Paulo Sérgio coordenou, juntamente com o Professor Sérgio Adorno e Nancy Cardia, um dos primeiros estudos do NEV-USP, cujo tema ainda repercute em nossa sociedade. O trabalho “Continuidade Autoritária e Consolidação da Democracia” (1994 a 2000) analisou a continuidade de violações dos Direitos Humanos no processo de democratização brasileiro, de construção da cidadania pós-Constituição de 1988 e de reconquista do Estado de Direito. O momento atual que estamos vivendo expõe e evidencia aquilo que os estudos do Núcleo já apontavam e continuam a apontar, que um autoritarismo presente em nossa sociedade e no Estado continua vigente e que, por isso, não conseguimos avançar no respeito e garantia dos direitos fundamentais para toda a sociedade.

Elaborar dossiês a respeito de quaisquer pessoas por terem ou manifestarem suas opiniões é uma afronta à liberdades de opinião e expressão, pilares da Declaração Universal dos Direitos Humanos, da Constituição Federal e do Estado Democrático de Direito brasileiro, e configura Crime de Responsabilidade quando feito aos auspícios de um Ministro de Estado (art. 4o, II, da Lei 1.079/50). Outra ilegalidade presente neste ato é a classificação do documento como de “acesso restrito”, uma vez que a Lei de Acesso à Informação impede a restrição de documentos sobre condutas que impliquem violação dos Direitos Humanos praticada por agentes públicos a mando de autoridades públicas (art. 21, p. único da Lei 12.572/11). Ou seja, a Lei não permite a restrição de acesso a um ato que é ele mesmo uma violação de direitos fundamentais. Trata-se de mais um exemplo do retorno aos tempos de ditadura promovido pela atual administração, em que a repressão e o autoritarismo constituíam-se como forma de governo. É inaceitável, e passível de impedimento, que o posto de Ministro da Justiça seja utilizado para perseguir politicamente pessoas que não coadunam com as opiniões do governo.

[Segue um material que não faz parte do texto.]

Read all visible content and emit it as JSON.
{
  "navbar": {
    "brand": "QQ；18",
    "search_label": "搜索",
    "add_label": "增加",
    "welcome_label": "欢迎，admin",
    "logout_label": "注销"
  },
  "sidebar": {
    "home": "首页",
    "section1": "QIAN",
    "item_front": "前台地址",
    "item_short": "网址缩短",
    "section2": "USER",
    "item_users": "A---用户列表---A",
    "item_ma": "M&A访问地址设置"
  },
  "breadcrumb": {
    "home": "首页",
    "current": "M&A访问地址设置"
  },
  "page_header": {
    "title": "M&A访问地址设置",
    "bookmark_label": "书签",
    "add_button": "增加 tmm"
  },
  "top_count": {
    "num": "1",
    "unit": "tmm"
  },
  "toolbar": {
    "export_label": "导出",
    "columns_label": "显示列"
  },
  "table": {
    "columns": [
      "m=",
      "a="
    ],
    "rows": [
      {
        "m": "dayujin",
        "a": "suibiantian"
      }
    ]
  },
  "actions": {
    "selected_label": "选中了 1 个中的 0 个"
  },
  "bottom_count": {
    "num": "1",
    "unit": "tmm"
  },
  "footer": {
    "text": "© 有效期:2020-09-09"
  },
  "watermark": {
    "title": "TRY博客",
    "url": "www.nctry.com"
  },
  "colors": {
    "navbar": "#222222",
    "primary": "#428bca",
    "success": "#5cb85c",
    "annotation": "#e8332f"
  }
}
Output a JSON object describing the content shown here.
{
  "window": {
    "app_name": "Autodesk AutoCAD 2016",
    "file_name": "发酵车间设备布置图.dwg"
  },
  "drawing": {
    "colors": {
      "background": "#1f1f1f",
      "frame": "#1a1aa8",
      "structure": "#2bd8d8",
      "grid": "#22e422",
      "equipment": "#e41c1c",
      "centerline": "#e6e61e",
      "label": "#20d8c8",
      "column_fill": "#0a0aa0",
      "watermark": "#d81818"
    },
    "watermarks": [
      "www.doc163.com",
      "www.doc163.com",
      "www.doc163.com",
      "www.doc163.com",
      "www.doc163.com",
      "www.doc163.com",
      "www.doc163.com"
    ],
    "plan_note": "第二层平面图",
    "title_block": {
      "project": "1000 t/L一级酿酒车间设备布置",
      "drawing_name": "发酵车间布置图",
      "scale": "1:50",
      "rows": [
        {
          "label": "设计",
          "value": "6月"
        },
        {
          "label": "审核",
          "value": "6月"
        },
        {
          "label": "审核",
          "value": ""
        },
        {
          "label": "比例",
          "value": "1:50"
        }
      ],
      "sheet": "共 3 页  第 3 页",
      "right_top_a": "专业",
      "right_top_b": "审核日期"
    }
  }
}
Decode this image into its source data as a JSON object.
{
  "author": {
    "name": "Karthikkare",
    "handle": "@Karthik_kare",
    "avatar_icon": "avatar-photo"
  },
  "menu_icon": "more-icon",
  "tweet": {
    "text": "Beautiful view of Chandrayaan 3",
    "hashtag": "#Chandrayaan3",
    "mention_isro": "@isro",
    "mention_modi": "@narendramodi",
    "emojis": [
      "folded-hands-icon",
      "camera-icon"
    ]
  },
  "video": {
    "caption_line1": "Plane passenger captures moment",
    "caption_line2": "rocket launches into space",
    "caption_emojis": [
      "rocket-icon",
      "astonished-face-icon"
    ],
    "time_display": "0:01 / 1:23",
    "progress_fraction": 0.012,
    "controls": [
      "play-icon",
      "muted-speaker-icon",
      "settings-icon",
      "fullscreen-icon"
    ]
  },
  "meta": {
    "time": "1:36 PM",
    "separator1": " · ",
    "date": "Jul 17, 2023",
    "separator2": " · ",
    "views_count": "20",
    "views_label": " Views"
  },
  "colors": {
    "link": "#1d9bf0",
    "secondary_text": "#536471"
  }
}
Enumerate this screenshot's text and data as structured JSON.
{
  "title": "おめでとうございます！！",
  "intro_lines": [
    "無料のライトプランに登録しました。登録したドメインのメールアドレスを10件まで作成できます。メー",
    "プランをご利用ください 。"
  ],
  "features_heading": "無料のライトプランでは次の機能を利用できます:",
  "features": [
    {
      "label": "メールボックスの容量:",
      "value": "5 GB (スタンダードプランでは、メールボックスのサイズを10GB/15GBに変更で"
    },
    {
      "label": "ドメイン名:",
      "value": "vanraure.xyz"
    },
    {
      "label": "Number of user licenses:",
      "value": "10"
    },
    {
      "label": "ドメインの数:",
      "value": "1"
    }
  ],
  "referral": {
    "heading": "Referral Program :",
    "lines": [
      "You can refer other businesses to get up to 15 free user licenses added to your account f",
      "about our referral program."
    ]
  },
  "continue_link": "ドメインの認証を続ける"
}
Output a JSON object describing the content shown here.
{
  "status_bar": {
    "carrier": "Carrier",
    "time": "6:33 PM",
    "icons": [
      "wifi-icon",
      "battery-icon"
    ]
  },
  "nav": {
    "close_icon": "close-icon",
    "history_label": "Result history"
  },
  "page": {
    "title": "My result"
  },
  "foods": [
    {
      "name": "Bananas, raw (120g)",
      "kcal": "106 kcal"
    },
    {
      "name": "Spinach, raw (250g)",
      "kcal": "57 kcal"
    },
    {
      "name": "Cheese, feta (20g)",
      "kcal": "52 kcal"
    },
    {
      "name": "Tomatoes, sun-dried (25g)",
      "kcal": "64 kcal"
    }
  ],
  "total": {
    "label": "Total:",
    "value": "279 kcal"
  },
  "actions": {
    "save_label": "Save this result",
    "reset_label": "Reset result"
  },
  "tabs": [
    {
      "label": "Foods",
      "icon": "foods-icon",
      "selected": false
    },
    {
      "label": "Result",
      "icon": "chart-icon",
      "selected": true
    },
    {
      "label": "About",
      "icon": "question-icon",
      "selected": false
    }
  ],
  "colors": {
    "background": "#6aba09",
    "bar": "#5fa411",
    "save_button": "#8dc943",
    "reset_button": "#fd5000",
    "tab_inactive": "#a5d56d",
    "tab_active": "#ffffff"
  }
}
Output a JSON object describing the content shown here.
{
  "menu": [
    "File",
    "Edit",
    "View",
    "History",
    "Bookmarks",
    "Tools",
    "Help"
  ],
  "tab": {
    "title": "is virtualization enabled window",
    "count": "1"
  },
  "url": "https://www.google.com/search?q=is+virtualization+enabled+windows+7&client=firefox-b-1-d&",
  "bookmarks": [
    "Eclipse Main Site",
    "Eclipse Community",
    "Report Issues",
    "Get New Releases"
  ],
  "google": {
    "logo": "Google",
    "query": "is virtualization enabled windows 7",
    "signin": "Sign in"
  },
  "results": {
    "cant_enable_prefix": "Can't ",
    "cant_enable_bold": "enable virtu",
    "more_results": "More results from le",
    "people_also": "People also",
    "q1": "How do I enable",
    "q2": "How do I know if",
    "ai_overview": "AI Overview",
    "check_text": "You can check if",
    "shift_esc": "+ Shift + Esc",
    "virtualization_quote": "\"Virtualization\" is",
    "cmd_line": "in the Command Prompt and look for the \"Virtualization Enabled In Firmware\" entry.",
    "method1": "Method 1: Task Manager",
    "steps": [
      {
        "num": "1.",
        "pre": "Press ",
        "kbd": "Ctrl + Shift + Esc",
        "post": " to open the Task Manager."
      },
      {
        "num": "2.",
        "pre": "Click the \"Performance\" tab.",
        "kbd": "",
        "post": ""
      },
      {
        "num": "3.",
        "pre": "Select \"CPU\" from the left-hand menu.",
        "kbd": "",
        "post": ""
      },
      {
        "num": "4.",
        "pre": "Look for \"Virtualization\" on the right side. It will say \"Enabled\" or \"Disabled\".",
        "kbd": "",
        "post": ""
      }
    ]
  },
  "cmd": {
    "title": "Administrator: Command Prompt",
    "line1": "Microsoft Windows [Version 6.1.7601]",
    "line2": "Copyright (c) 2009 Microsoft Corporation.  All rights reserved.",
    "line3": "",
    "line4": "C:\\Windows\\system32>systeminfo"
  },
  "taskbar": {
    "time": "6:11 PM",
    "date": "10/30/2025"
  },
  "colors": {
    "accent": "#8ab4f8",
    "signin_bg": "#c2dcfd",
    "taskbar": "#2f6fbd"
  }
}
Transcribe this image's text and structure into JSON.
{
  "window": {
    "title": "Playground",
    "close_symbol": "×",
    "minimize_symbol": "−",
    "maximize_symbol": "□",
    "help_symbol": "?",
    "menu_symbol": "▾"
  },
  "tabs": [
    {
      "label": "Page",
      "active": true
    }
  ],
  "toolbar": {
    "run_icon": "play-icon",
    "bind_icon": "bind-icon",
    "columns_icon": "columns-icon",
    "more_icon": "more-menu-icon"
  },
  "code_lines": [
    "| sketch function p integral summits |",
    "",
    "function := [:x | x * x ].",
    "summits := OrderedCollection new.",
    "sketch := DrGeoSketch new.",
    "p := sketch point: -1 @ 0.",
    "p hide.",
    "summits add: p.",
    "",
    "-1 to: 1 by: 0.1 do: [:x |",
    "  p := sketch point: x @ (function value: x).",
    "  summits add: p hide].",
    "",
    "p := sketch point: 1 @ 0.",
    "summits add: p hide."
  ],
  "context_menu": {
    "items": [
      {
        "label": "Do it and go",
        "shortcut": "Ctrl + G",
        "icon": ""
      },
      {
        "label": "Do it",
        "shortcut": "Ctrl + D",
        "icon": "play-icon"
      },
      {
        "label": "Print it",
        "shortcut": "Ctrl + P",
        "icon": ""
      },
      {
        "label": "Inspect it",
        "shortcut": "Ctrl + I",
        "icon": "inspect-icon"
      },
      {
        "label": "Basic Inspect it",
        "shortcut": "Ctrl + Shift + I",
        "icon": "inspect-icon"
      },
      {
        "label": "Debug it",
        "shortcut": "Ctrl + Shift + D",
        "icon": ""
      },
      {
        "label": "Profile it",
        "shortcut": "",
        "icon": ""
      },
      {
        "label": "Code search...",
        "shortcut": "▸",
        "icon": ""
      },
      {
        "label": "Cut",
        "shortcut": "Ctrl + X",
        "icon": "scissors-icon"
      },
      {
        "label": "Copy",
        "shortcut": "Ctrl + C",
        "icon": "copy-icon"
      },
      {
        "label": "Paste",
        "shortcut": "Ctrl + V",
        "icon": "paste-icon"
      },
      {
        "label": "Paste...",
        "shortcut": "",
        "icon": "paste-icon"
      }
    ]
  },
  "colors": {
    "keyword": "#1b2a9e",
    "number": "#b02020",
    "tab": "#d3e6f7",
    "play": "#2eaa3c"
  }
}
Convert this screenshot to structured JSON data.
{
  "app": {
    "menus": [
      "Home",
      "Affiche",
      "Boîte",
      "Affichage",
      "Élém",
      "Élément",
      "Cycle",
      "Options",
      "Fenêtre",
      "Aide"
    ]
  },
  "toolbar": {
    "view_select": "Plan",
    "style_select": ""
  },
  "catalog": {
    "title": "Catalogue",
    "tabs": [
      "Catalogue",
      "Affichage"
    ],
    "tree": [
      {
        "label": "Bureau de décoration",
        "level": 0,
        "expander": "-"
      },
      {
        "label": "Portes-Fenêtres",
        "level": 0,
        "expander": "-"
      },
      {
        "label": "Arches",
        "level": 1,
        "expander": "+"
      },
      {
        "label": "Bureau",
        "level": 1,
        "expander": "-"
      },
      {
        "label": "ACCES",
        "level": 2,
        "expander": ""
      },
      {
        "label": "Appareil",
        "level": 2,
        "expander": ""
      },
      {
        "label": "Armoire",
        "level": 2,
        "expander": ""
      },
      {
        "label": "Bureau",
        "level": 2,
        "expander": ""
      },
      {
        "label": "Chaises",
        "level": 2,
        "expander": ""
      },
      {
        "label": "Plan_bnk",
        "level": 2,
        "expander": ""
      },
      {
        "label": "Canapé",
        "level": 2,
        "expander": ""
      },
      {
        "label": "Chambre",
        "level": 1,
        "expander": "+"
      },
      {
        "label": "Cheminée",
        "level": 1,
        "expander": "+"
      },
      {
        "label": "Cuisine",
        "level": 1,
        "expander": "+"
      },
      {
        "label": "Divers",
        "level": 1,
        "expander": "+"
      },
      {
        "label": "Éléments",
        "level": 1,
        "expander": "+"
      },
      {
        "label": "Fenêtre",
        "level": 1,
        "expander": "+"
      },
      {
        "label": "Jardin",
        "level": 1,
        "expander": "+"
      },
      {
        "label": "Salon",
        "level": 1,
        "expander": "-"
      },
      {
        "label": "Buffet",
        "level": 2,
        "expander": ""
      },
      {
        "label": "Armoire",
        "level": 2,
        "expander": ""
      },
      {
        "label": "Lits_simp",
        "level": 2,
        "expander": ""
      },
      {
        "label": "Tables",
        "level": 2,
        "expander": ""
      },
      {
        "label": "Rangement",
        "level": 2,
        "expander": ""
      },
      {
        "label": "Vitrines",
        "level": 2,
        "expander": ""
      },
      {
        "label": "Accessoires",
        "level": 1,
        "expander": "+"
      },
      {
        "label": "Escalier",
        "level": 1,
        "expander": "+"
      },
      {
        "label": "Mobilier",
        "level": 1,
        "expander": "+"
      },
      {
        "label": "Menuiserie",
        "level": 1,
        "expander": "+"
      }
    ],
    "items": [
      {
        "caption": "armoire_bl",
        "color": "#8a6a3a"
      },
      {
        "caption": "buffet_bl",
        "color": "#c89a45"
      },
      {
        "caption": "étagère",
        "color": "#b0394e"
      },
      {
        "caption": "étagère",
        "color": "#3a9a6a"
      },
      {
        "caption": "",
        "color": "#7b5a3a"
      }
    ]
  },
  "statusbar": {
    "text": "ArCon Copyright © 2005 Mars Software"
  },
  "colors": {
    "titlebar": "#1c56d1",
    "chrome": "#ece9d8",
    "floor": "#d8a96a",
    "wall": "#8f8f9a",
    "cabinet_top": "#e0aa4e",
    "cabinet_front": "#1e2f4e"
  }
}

Causa-nos grande preocupação que em um momento extremamente desafiador da história brasileira – somos o segundo país do mundo com maior número de vítimas fatais do novo coronavírus -, tenhamos que testemunhar órgãos do Estado operando com condutas ilegais e sem acompanhamento judicial, claramente ao arrepio da Constituição da República Federativa do Brasil de 1988.

O Núcleo de Estudos da Violência da USP tem demonstrado ao longo de mais de trinta anos de atuação, com a liderança exemplar do Professor Paulo Sérgio Pinheiro, que segurança pública só atinge seus objetivos de proteger as pessoas, o patrimônio e as instituições quando atua com base em evidências científicas, com transparência e com respeito aos direitos e garantias fundamentais. Assim, é urgente que a Polícia Federal, a Procuradoria-Geral da República e o Supremo Tribunal Federal, investidos nos poderes que lhe foram conferidos pelo legislador constituinte democrata, tomem todas as providências cabíveis para investigar o trabalho efetuado nos porões do Ministério da Justiça, realizando as devidas responsabilizações.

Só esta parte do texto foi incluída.